As it evolved at the Banner, I think my own approach was as a "player's manager," so to speak, meaning not much of a harsh disciplinarian, more of an encourager, nagger and mentor to those who haven't worked at as many newspapers or in as many jobs. Sometimes I know I've erred on the lenient side, but I think allowing reporters and photographers freedom to pursue most of their own stories - sometimes exploding the mileage and expense budget accounts - usually worked out for the best. I think that's reflected in the more than three dozen journalism contest awards the paper has received, always competing as the smallest, or nearly the smallest daily entering the contest.
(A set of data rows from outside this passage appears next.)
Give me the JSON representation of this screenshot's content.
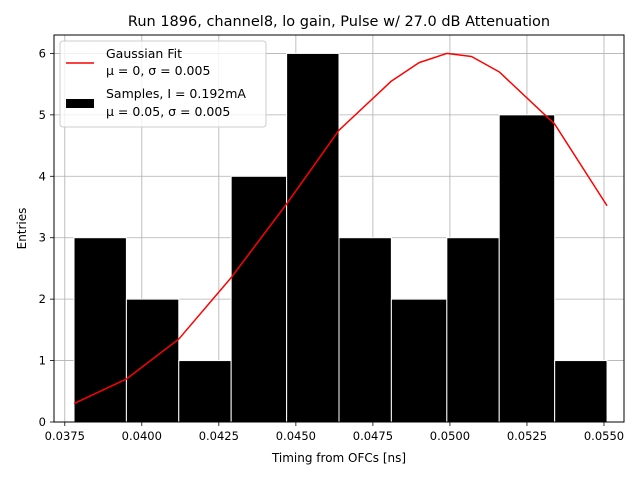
{
  "chart_data": {
    "type": "bar",
    "title": "Run 1896, channel8, lo gain, Pulse w/ 27.0 dB Attenuation",
    "xlabel": "Timing from OFCs [ns]",
    "ylabel": "Entries",
    "xlim": [
      0.03715,
      0.05565
    ],
    "ylim": [
      0,
      6.3
    ],
    "x_ticks": [
      "0.0375",
      "0.0400",
      "0.0425",
      "0.0450",
      "0.0475",
      "0.0500",
      "0.0525",
      "0.0550"
    ],
    "x_tick_values": [
      0.0375,
      0.04,
      0.0425,
      0.045,
      0.0475,
      0.05,
      0.0525,
      0.055
    ],
    "y_ticks": [
      "0",
      "1",
      "2",
      "3",
      "4",
      "5",
      "6"
    ],
    "y_tick_values": [
      0,
      1,
      2,
      3,
      4,
      5,
      6
    ],
    "grid": true,
    "legend_position": "top-left",
    "histogram": {
      "name": "Samples, I = 0.192mA",
      "name_line2": "μ = 0.05, σ = 0.005",
      "color": "#000000",
      "bin_edges": [
        0.0378,
        0.0395,
        0.0412,
        0.0429,
        0.0447,
        0.0464,
        0.0481,
        0.0499,
        0.0516,
        0.0534,
        0.0551
      ],
      "counts": [
        3,
        2,
        1,
        4,
        6,
        3,
        2,
        3,
        5,
        1
      ]
    },
    "fit": {
      "name": "Gaussian Fit",
      "name_line2": "μ = 0, σ = 0.005",
      "color": "#ff0000",
      "x": [
        0.0378,
        0.0395,
        0.0412,
        0.0429,
        0.0447,
        0.0464,
        0.0481,
        0.049,
        0.0499,
        0.0507,
        0.0516,
        0.0534,
        0.0551
      ],
      "y": [
        0.3,
        0.7,
        1.35,
        2.35,
        3.55,
        4.75,
        5.55,
        5.85,
        6.0,
        5.95,
        5.7,
        4.85,
        3.52
      ]
    }
  }
}
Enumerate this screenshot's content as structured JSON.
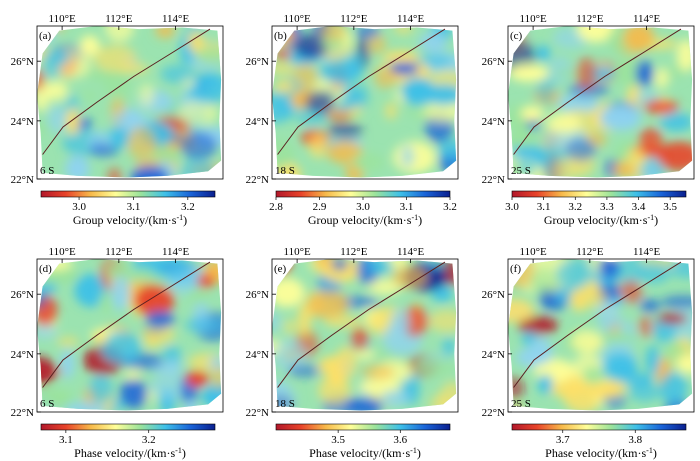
{
  "lon_ticks": [
    "110°E",
    "112°E",
    "114°E"
  ],
  "lat_ticks": [
    "26°N",
    "24°N",
    "22°N"
  ],
  "panels": [
    {
      "id": "a",
      "label": "(a)",
      "period": "6 S",
      "type": "group",
      "seed": 3,
      "cb_ticks": [
        "3.0",
        "3.1",
        "3.2"
      ],
      "cb_min": 2.93,
      "cb_max": 3.25,
      "cb_values": [
        3.0,
        3.1,
        3.2
      ],
      "cb_title": "Group velocity/(km·s",
      "cb_sup": "-1",
      "cb_close": ")"
    },
    {
      "id": "b",
      "label": "(b)",
      "period": "18 S",
      "type": "group",
      "seed": 7,
      "cb_ticks": [
        "2.8",
        "2.9",
        "3.0",
        "3.1",
        "3.2"
      ],
      "cb_min": 2.8,
      "cb_max": 3.2,
      "cb_values": [
        2.8,
        2.9,
        3.0,
        3.1,
        3.2
      ],
      "cb_title": "Group velocity/(km·s",
      "cb_sup": "-1",
      "cb_close": ")"
    },
    {
      "id": "c",
      "label": "(c)",
      "period": "25 S",
      "type": "group",
      "seed": 11,
      "cb_ticks": [
        "3.0",
        "3.1",
        "3.2",
        "3.3",
        "3.4",
        "3.5"
      ],
      "cb_min": 3.0,
      "cb_max": 3.55,
      "cb_values": [
        3.0,
        3.1,
        3.2,
        3.3,
        3.4,
        3.5
      ],
      "cb_title": "Group velocity/(km·s",
      "cb_sup": "-1",
      "cb_close": ")"
    },
    {
      "id": "d",
      "label": "(d)",
      "period": "6 S",
      "type": "phase",
      "seed": 13,
      "cb_ticks": [
        "3.1",
        "3.2"
      ],
      "cb_min": 3.07,
      "cb_max": 3.28,
      "cb_values": [
        3.1,
        3.2
      ],
      "cb_title": "Phase velocity/(km·s",
      "cb_sup": "-1",
      "cb_close": ")"
    },
    {
      "id": "e",
      "label": "(e)",
      "period": "18 S",
      "type": "phase",
      "seed": 17,
      "cb_ticks": [
        "3.5",
        "3.6"
      ],
      "cb_min": 3.4,
      "cb_max": 3.68,
      "cb_values": [
        3.5,
        3.6
      ],
      "cb_title": "Phase velocity/(km·s",
      "cb_sup": "-1",
      "cb_close": ")"
    },
    {
      "id": "f",
      "label": "(f)",
      "period": "25 S",
      "type": "phase",
      "seed": 19,
      "cb_ticks": [
        "3.7",
        "3.8"
      ],
      "cb_min": 3.63,
      "cb_max": 3.87,
      "cb_values": [
        3.7,
        3.8
      ],
      "cb_title": "Phase velocity/(km·s",
      "cb_sup": "-1",
      "cb_close": ")"
    }
  ],
  "colors": {
    "fault_line": "#5a2020",
    "cmap": [
      "#b2182b",
      "#e8432a",
      "#f7b94a",
      "#ffff99",
      "#9be39b",
      "#3ec0e8",
      "#1a64d8",
      "#0a1f8f"
    ]
  }
}
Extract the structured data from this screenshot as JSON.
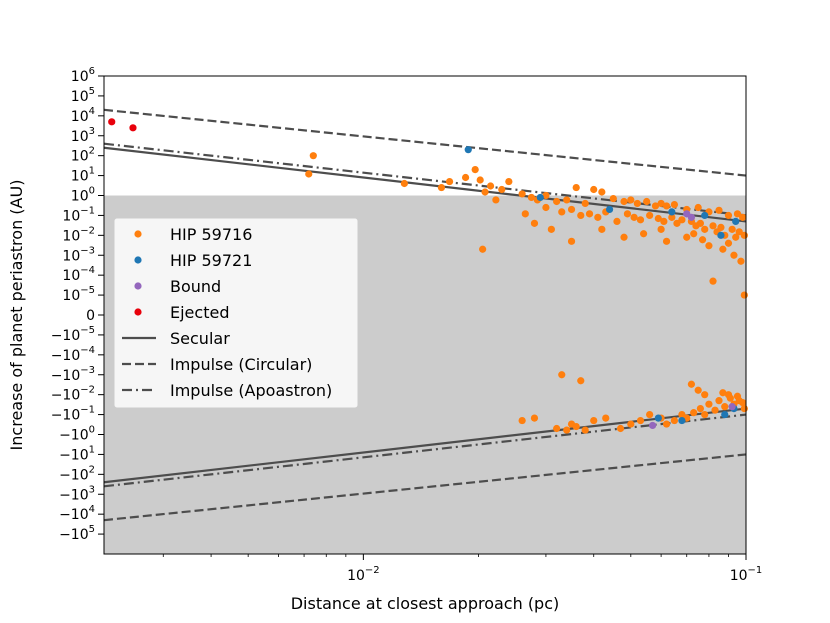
{
  "chart_data": {
    "type": "scatter",
    "title": "",
    "xlabel": "Distance at closest approach (pc)",
    "ylabel": "Increase of planet periastron (AU)",
    "x_scale": "log",
    "y_scale": "symlog",
    "xlim": [
      0.0021,
      0.1
    ],
    "ylim": [
      -1000000,
      1000000
    ],
    "shaded_region": {
      "y_from": -1000000,
      "y_to": 1,
      "color": "#cccccc"
    },
    "x_ticks": [
      {
        "value": 0.01,
        "base": "10",
        "exp": "−2"
      },
      {
        "value": 0.1,
        "base": "10",
        "exp": "−1"
      }
    ],
    "y_ticks": [
      {
        "value": 1000000,
        "base": "10",
        "exp": "6"
      },
      {
        "value": 100000,
        "base": "10",
        "exp": "5"
      },
      {
        "value": 10000,
        "base": "10",
        "exp": "4"
      },
      {
        "value": 1000,
        "base": "10",
        "exp": "3"
      },
      {
        "value": 100,
        "base": "10",
        "exp": "2"
      },
      {
        "value": 10,
        "base": "10",
        "exp": "1"
      },
      {
        "value": 1,
        "base": "10",
        "exp": "0"
      },
      {
        "value": 0.1,
        "base": "10",
        "exp": "−1"
      },
      {
        "value": 0.01,
        "base": "10",
        "exp": "−2"
      },
      {
        "value": 0.001,
        "base": "10",
        "exp": "−3"
      },
      {
        "value": 0.0001,
        "base": "10",
        "exp": "−4"
      },
      {
        "value": 1e-05,
        "base": "10",
        "exp": "−5"
      },
      {
        "value": 0,
        "base": "0",
        "exp": ""
      },
      {
        "value": -1e-05,
        "base": "−10",
        "exp": "−5"
      },
      {
        "value": -0.0001,
        "base": "−10",
        "exp": "−4"
      },
      {
        "value": -0.001,
        "base": "−10",
        "exp": "−3"
      },
      {
        "value": -0.01,
        "base": "−10",
        "exp": "−2"
      },
      {
        "value": -0.1,
        "base": "−10",
        "exp": "−1"
      },
      {
        "value": -1,
        "base": "−10",
        "exp": "0"
      },
      {
        "value": -10,
        "base": "−10",
        "exp": "1"
      },
      {
        "value": -100,
        "base": "−10",
        "exp": "2"
      },
      {
        "value": -1000,
        "base": "−10",
        "exp": "3"
      },
      {
        "value": -10000,
        "base": "−10",
        "exp": "4"
      },
      {
        "value": -100000,
        "base": "−10",
        "exp": "5"
      }
    ],
    "legend": {
      "position": "center-left",
      "entries": [
        {
          "label": "HIP 59716",
          "kind": "marker",
          "color": "#ff7f0e"
        },
        {
          "label": "HIP 59721",
          "kind": "marker",
          "color": "#1f77b4"
        },
        {
          "label": "Bound",
          "kind": "marker",
          "color": "#9467bd"
        },
        {
          "label": "Ejected",
          "kind": "marker",
          "color": "#e8000b"
        },
        {
          "label": "Secular",
          "kind": "line",
          "style": "solid",
          "color": "#4d4d4d"
        },
        {
          "label": "Impulse (Circular)",
          "kind": "line",
          "style": "dashed",
          "color": "#4d4d4d"
        },
        {
          "label": "Impulse (Apoastron)",
          "kind": "line",
          "style": "dashdot",
          "color": "#4d4d4d"
        }
      ]
    },
    "lines": [
      {
        "name": "Impulse (Circular)",
        "style": "dashed",
        "color": "#4d4d4d",
        "x": [
          0.0021,
          0.1
        ],
        "y": [
          20000,
          10
        ]
      },
      {
        "name": "Impulse (Apoastron)",
        "style": "dashdot",
        "color": "#4d4d4d",
        "x": [
          0.0021,
          0.1
        ],
        "y": [
          400,
          0.1
        ]
      },
      {
        "name": "Secular",
        "style": "solid",
        "color": "#4d4d4d",
        "x": [
          0.0021,
          0.1
        ],
        "y": [
          250,
          0.05
        ]
      },
      {
        "name": "Impulse (Circular)",
        "style": "dashed",
        "color": "#4d4d4d",
        "x": [
          0.0021,
          0.1
        ],
        "y": [
          -20000,
          -10
        ]
      },
      {
        "name": "Impulse (Apoastron)",
        "style": "dashdot",
        "color": "#4d4d4d",
        "x": [
          0.0021,
          0.1
        ],
        "y": [
          -400,
          -0.1
        ]
      },
      {
        "name": "Secular",
        "style": "solid",
        "color": "#4d4d4d",
        "x": [
          0.0021,
          0.1
        ],
        "y": [
          -250,
          -0.05
        ]
      }
    ],
    "series": [
      {
        "name": "HIP 59716",
        "color": "#ff7f0e",
        "points": [
          [
            0.0074,
            100
          ],
          [
            0.0072,
            12
          ],
          [
            0.0128,
            4
          ],
          [
            0.016,
            2.5
          ],
          [
            0.0168,
            5
          ],
          [
            0.0185,
            8
          ],
          [
            0.0196,
            20
          ],
          [
            0.0202,
            6
          ],
          [
            0.0208,
            1.5
          ],
          [
            0.0215,
            3
          ],
          [
            0.0222,
            0.6
          ],
          [
            0.023,
            2
          ],
          [
            0.024,
            5
          ],
          [
            0.026,
            1.2
          ],
          [
            0.0275,
            0.8
          ],
          [
            0.0285,
            0.6
          ],
          [
            0.03,
            1
          ],
          [
            0.032,
            0.5
          ],
          [
            0.034,
            0.6
          ],
          [
            0.036,
            2.5
          ],
          [
            0.038,
            0.4
          ],
          [
            0.04,
            2
          ],
          [
            0.042,
            1.5
          ],
          [
            0.045,
            0.7
          ],
          [
            0.048,
            0.5
          ],
          [
            0.05,
            0.6
          ],
          [
            0.052,
            0.4
          ],
          [
            0.055,
            0.5
          ],
          [
            0.058,
            0.3
          ],
          [
            0.06,
            0.4
          ],
          [
            0.062,
            0.3
          ],
          [
            0.065,
            0.35
          ],
          [
            0.07,
            0.2
          ],
          [
            0.075,
            0.25
          ],
          [
            0.08,
            0.15
          ],
          [
            0.085,
            0.18
          ],
          [
            0.09,
            0.1
          ],
          [
            0.095,
            0.12
          ],
          [
            0.098,
            0.08
          ],
          [
            0.0265,
            0.12
          ],
          [
            0.03,
            0.25
          ],
          [
            0.033,
            0.15
          ],
          [
            0.035,
            0.2
          ],
          [
            0.037,
            0.1
          ],
          [
            0.039,
            0.12
          ],
          [
            0.041,
            0.08
          ],
          [
            0.043,
            0.15
          ],
          [
            0.046,
            0.05
          ],
          [
            0.049,
            0.12
          ],
          [
            0.051,
            0.08
          ],
          [
            0.053,
            0.06
          ],
          [
            0.056,
            0.1
          ],
          [
            0.059,
            0.07
          ],
          [
            0.061,
            0.05
          ],
          [
            0.064,
            0.08
          ],
          [
            0.066,
            0.04
          ],
          [
            0.068,
            0.06
          ],
          [
            0.072,
            0.05
          ],
          [
            0.074,
            0.03
          ],
          [
            0.076,
            0.04
          ],
          [
            0.078,
            0.02
          ],
          [
            0.082,
            0.03
          ],
          [
            0.084,
            0.015
          ],
          [
            0.086,
            0.025
          ],
          [
            0.088,
            0.01
          ],
          [
            0.092,
            0.02
          ],
          [
            0.094,
            0.008
          ],
          [
            0.096,
            0.015
          ],
          [
            0.099,
            0.01
          ],
          [
            0.028,
            0.04
          ],
          [
            0.031,
            0.02
          ],
          [
            0.035,
            0.005
          ],
          [
            0.042,
            0.02
          ],
          [
            0.048,
            0.008
          ],
          [
            0.054,
            0.012
          ],
          [
            0.06,
            0.02
          ],
          [
            0.062,
            0.005
          ],
          [
            0.07,
            0.008
          ],
          [
            0.073,
            0.012
          ],
          [
            0.077,
            0.006
          ],
          [
            0.08,
            0.003
          ],
          [
            0.087,
            0.002
          ],
          [
            0.09,
            0.004
          ],
          [
            0.093,
            0.001
          ],
          [
            0.097,
            0.0005
          ],
          [
            0.0205,
            0.002
          ],
          [
            0.082,
            5e-05
          ],
          [
            0.099,
            1e-05
          ],
          [
            0.033,
            -0.001
          ],
          [
            0.037,
            -0.002
          ],
          [
            0.026,
            -0.2
          ],
          [
            0.028,
            -0.15
          ],
          [
            0.032,
            -0.5
          ],
          [
            0.034,
            -0.6
          ],
          [
            0.035,
            -0.3
          ],
          [
            0.036,
            -0.4
          ],
          [
            0.038,
            -0.6
          ],
          [
            0.04,
            -0.2
          ],
          [
            0.043,
            -0.15
          ],
          [
            0.047,
            -0.5
          ],
          [
            0.05,
            -0.3
          ],
          [
            0.053,
            -0.2
          ],
          [
            0.056,
            -0.1
          ],
          [
            0.06,
            -0.15
          ],
          [
            0.062,
            -0.3
          ],
          [
            0.065,
            -0.2
          ],
          [
            0.068,
            -0.1
          ],
          [
            0.07,
            -0.15
          ],
          [
            0.073,
            -0.08
          ],
          [
            0.076,
            -0.05
          ],
          [
            0.078,
            -0.1
          ],
          [
            0.08,
            -0.03
          ],
          [
            0.083,
            -0.06
          ],
          [
            0.085,
            -0.02
          ],
          [
            0.088,
            -0.04
          ],
          [
            0.09,
            -0.01
          ],
          [
            0.093,
            -0.03
          ],
          [
            0.096,
            -0.02
          ],
          [
            0.099,
            -0.05
          ],
          [
            0.072,
            -0.003
          ],
          [
            0.075,
            -0.006
          ],
          [
            0.078,
            -0.01
          ],
          [
            0.087,
            -0.008
          ],
          [
            0.091,
            -0.015
          ],
          [
            0.095,
            -0.012
          ],
          [
            0.098,
            -0.025
          ]
        ]
      },
      {
        "name": "HIP 59721",
        "color": "#1f77b4",
        "points": [
          [
            0.0188,
            200
          ],
          [
            0.029,
            0.8
          ],
          [
            0.044,
            0.2
          ],
          [
            0.064,
            0.15
          ],
          [
            0.078,
            0.1
          ],
          [
            0.086,
            0.01
          ],
          [
            0.094,
            0.05
          ],
          [
            0.068,
            -0.2
          ],
          [
            0.088,
            -0.1
          ],
          [
            0.093,
            -0.05
          ],
          [
            0.059,
            -0.15
          ]
        ]
      },
      {
        "name": "Bound",
        "color": "#9467bd",
        "points": [
          [
            0.07,
            0.12
          ],
          [
            0.072,
            0.08
          ],
          [
            0.057,
            -0.35
          ],
          [
            0.092,
            -0.04
          ]
        ]
      },
      {
        "name": "Ejected",
        "color": "#e8000b",
        "points": [
          [
            0.0022,
            5000
          ],
          [
            0.0025,
            2500
          ]
        ]
      }
    ]
  }
}
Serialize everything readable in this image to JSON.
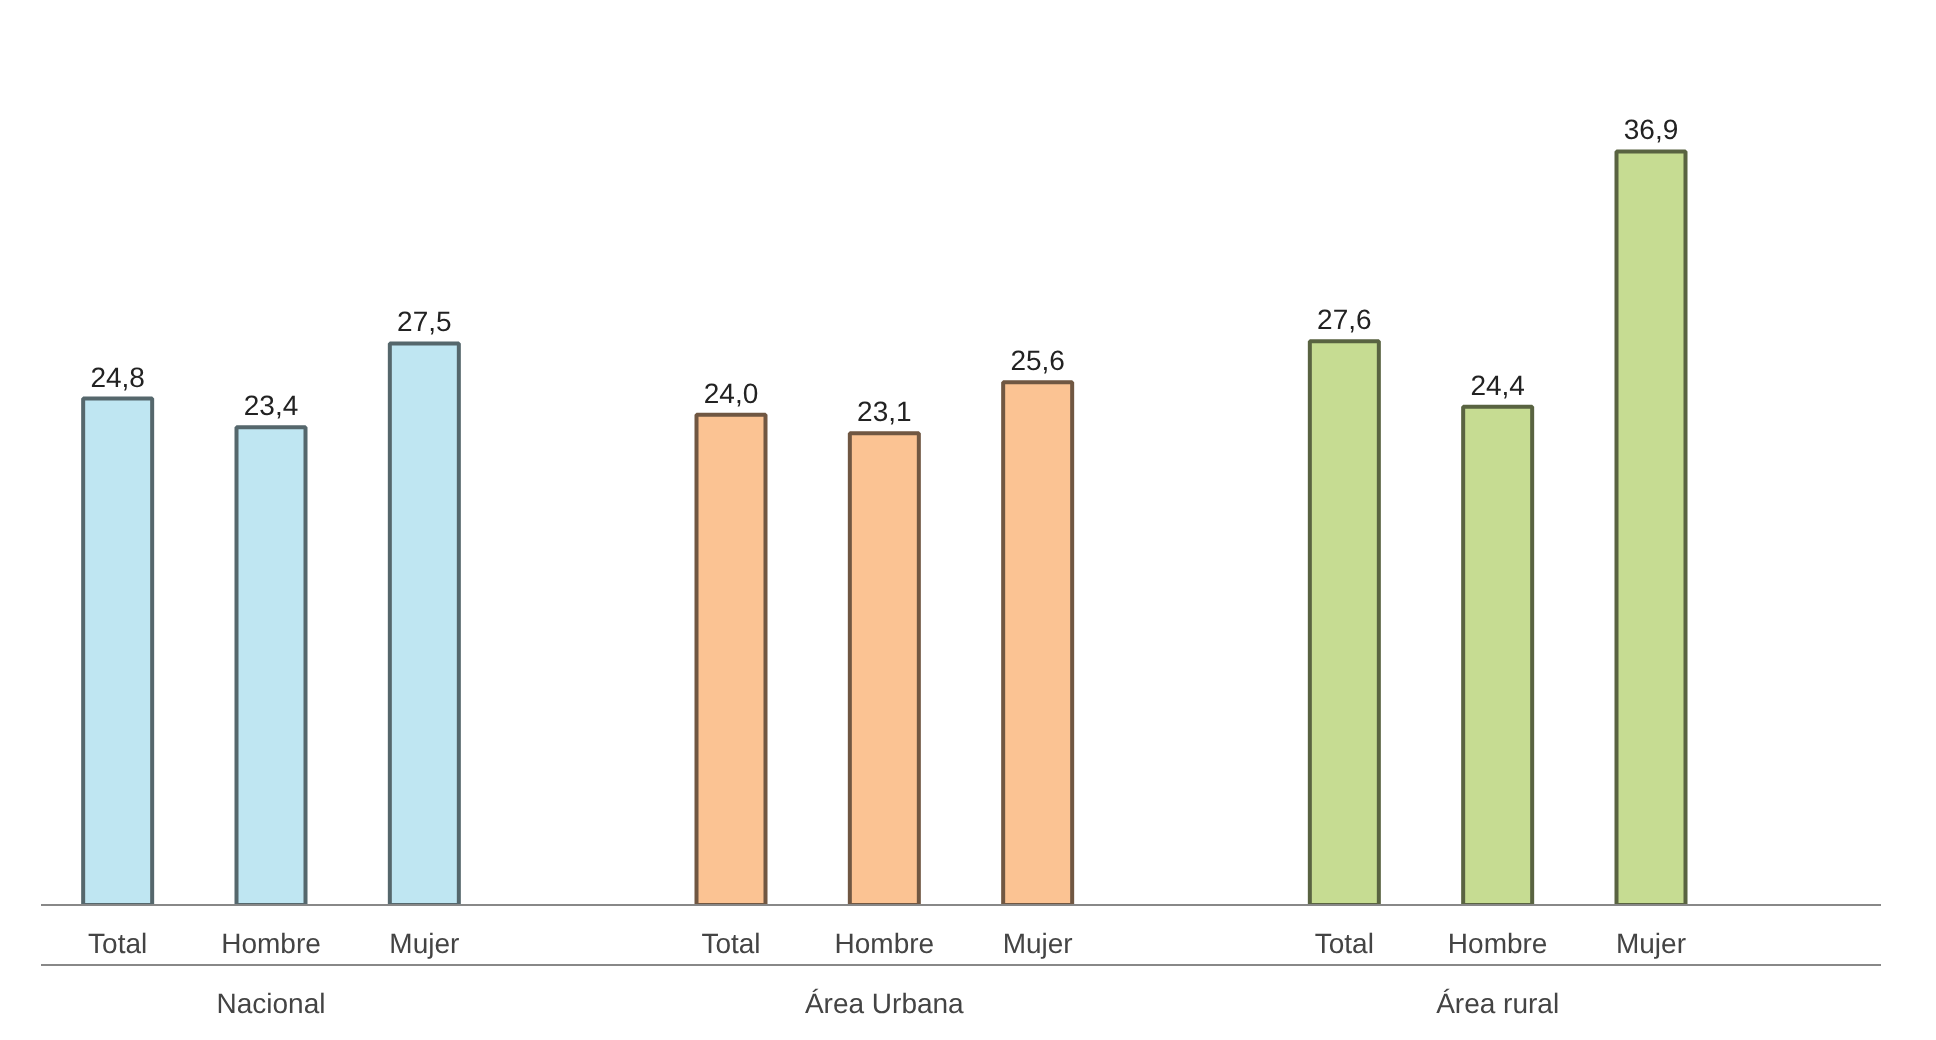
{
  "chart_data": {
    "type": "bar",
    "categories": [
      "Total",
      "Hombre",
      "Mujer",
      null,
      "Total",
      "Hombre",
      "Mujer",
      null,
      "Total",
      "Hombre",
      "Mujer",
      null
    ],
    "values": [
      24.8,
      23.4,
      27.5,
      null,
      24.0,
      23.1,
      25.6,
      null,
      27.6,
      24.4,
      36.9,
      null
    ],
    "value_labels": [
      "24,8",
      "23,4",
      "27,5",
      null,
      "24,0",
      "23,1",
      "25,6",
      null,
      "27,6",
      "24,4",
      "36,9",
      null
    ],
    "colors": [
      "#bfe6f2",
      "#bfe6f2",
      "#bfe6f2",
      "#bfe6f2",
      "#fbc393",
      "#fbc393",
      "#fbc393",
      "#fbc393",
      "#c6dc92",
      "#c6dc92",
      "#c6dc92",
      "#c6dc92"
    ],
    "annotations": [
      "Nacional",
      "Área Urbana",
      "Área rural"
    ]
  }
}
I've also believed that motivation in this business never comes from anywhere but within the person. You have to want to be perfect, no matter how long or difficult - or rushed - the process of covering or editing a major story. And I've known quite a few who've never grasped that simple fact, while others understood it before their first day in the newsroom.

During the past six years, the Banner has been lucky to have a number of people who could always be counted on to strive for perfection, no matter the added pressures of an industry in recession, with declining staffs, increasing competition spawned by the Internet and declining print revenue and stagnant wages.

Some of those who took home multiple awards for the Banner were Adam White, John Waller, Peter Crabtree, Austin Danforth, Mark Rondeau, Neal Goswami and columnist Telly Halkias. Others were recognized as well, again always competing against journalists from newspapers at least twice as large, and often four or five times the size of their own daily. Since the Banner staff remains strong and is now one of the most experienced the paper has had, there is no reason that run can't continue.

I don't know about anyone else, but I still have an image of journalism as less of a job than something I would do in some form whether or not I was getting paid. I know I'm not the only one in this business who feels that way. That's a good thing for the future of journalism, and for the Banner.

Jim Therrien, the Banner editor since September 2006, is leaving for a writing and part-time editing position at The Berkshire Eagle.